The sector (or symmetry) rules which govern the signs and relative magnitudes of the rotatory strengths associated with ligand‐field transitions are examined for metal complexes of the pseudotetragonal class. An independent systems model is adopted in which the complex is partitioned into three separate parts: (a) σ‐bond structure of the ML₄Z₂ cluster, (b) the π‐bonding orbitals of the ligating groups, and (c) the nonligating parts of the ligands. Interactions between these three parts of the complex are treated by perturbation theory. Using first‐order perturbed wavefunctions, the rotatory strength can be obtained to fourth order. To first order in both the wavefunctions and rotatory strength, the sign and magnitude of the “net” circular dichroism (ellipticity) associated with all ligand‐field transitions in a particular complex are determined by a hexadecant rule with respect to the positions of the individual perturber groups. The “relative” signs and magnitudes of the first‐order rotatory strengths of the ligand‐field transitions cannot be predicted from a single symmetry rule applicable to an entire class of metal complexes.
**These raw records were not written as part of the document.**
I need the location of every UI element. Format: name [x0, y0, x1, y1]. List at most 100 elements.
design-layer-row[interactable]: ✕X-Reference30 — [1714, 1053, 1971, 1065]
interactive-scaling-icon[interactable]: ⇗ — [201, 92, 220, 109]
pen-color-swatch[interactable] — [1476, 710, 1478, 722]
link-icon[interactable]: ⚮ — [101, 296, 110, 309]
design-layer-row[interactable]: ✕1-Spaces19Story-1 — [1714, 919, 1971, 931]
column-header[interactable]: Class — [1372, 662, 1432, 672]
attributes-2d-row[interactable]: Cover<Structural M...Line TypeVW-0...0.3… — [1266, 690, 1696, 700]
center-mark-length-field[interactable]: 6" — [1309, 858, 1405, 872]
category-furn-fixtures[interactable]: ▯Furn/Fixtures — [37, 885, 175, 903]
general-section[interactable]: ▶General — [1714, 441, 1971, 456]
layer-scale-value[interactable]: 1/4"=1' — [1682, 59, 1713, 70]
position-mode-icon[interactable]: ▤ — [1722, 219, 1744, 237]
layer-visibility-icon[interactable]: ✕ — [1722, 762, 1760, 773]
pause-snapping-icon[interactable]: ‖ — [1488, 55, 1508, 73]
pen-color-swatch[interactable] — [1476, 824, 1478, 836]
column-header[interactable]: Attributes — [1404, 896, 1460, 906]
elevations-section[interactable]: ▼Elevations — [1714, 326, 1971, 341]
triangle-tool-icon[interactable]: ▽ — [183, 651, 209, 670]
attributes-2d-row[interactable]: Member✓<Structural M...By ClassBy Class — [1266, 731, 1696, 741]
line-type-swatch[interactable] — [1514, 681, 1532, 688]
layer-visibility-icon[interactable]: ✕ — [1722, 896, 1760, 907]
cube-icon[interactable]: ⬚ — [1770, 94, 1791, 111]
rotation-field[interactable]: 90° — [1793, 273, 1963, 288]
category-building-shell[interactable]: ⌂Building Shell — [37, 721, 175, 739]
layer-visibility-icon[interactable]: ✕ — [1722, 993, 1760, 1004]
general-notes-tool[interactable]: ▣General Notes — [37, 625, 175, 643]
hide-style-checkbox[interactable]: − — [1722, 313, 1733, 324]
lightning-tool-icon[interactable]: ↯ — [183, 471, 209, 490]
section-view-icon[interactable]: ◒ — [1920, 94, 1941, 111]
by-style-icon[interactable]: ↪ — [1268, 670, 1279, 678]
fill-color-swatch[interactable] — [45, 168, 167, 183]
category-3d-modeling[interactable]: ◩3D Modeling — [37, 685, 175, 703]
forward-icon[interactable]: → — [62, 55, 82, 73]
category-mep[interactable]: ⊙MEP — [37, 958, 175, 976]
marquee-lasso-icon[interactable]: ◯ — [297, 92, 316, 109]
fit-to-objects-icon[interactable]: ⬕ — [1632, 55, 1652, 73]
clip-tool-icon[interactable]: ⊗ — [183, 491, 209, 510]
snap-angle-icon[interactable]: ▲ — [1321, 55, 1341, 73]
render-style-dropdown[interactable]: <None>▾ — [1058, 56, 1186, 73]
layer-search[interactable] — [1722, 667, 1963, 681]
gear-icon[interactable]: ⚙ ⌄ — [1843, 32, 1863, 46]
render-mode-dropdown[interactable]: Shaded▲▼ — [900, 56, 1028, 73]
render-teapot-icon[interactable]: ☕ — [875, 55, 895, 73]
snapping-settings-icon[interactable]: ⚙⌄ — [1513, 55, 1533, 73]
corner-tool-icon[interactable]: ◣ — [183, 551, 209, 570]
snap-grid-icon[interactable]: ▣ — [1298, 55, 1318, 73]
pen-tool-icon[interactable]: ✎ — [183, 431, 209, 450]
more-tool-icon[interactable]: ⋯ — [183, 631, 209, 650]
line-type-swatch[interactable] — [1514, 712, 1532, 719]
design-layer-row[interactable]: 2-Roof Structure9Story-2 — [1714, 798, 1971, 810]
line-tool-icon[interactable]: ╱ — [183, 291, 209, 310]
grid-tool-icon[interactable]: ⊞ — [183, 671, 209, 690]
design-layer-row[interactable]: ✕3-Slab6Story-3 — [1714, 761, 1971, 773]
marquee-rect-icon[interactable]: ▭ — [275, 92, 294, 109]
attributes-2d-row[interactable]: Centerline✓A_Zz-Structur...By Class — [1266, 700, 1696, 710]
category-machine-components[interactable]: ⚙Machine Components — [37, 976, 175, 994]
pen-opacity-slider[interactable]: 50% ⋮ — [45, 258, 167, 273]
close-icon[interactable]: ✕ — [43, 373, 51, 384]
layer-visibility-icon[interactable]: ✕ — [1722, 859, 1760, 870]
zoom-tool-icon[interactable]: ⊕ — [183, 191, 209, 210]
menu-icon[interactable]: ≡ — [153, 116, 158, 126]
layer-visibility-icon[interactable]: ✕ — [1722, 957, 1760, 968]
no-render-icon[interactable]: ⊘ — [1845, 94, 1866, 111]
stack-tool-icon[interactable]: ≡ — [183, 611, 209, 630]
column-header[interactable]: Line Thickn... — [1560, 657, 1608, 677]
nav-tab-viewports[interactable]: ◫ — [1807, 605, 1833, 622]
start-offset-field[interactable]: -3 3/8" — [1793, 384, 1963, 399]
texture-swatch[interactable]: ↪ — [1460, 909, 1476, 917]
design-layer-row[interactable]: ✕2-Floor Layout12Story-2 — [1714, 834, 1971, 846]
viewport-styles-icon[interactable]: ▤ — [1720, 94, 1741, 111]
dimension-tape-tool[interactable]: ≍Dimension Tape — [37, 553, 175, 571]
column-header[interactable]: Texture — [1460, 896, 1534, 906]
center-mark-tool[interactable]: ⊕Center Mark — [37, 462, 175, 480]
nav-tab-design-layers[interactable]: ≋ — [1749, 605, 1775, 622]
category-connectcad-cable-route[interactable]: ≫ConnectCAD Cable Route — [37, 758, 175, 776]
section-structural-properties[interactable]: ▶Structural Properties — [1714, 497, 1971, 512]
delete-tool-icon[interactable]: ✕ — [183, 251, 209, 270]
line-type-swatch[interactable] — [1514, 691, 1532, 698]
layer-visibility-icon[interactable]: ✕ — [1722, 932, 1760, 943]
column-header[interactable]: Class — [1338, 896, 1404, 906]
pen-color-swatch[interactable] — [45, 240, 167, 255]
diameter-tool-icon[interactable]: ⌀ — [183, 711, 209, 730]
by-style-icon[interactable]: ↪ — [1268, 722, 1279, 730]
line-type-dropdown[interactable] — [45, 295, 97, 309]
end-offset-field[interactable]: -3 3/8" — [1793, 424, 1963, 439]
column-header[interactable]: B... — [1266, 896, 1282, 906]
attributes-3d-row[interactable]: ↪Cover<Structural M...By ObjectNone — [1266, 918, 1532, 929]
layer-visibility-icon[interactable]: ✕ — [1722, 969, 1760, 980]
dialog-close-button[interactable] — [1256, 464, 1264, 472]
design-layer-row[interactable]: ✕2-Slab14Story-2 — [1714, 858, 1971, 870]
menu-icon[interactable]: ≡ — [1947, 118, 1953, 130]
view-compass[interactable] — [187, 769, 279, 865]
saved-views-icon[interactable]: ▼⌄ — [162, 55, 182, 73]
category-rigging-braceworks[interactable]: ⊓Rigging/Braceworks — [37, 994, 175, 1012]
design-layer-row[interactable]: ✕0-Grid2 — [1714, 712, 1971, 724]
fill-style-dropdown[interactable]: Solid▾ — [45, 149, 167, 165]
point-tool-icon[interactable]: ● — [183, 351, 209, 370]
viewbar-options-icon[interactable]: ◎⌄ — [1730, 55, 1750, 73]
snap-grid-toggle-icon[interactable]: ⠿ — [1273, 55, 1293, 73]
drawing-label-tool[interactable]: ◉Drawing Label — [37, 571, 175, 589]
It is shown that the signs and magnitudes of the second‐ and higher‐order contributions to the rotatory strength are determined by “mixed” sector rules in which the positions and charges of two or more perturber groups must be considered simultaneously. These contributions arise from products of pairwise interactions between the chromophoric electron and different perturber groups. In those cases in which the second‐, third‐, or fourth‐order terms are expected to dominate, it is usually possible to pick correctly the appropriate “mixed” sector rule.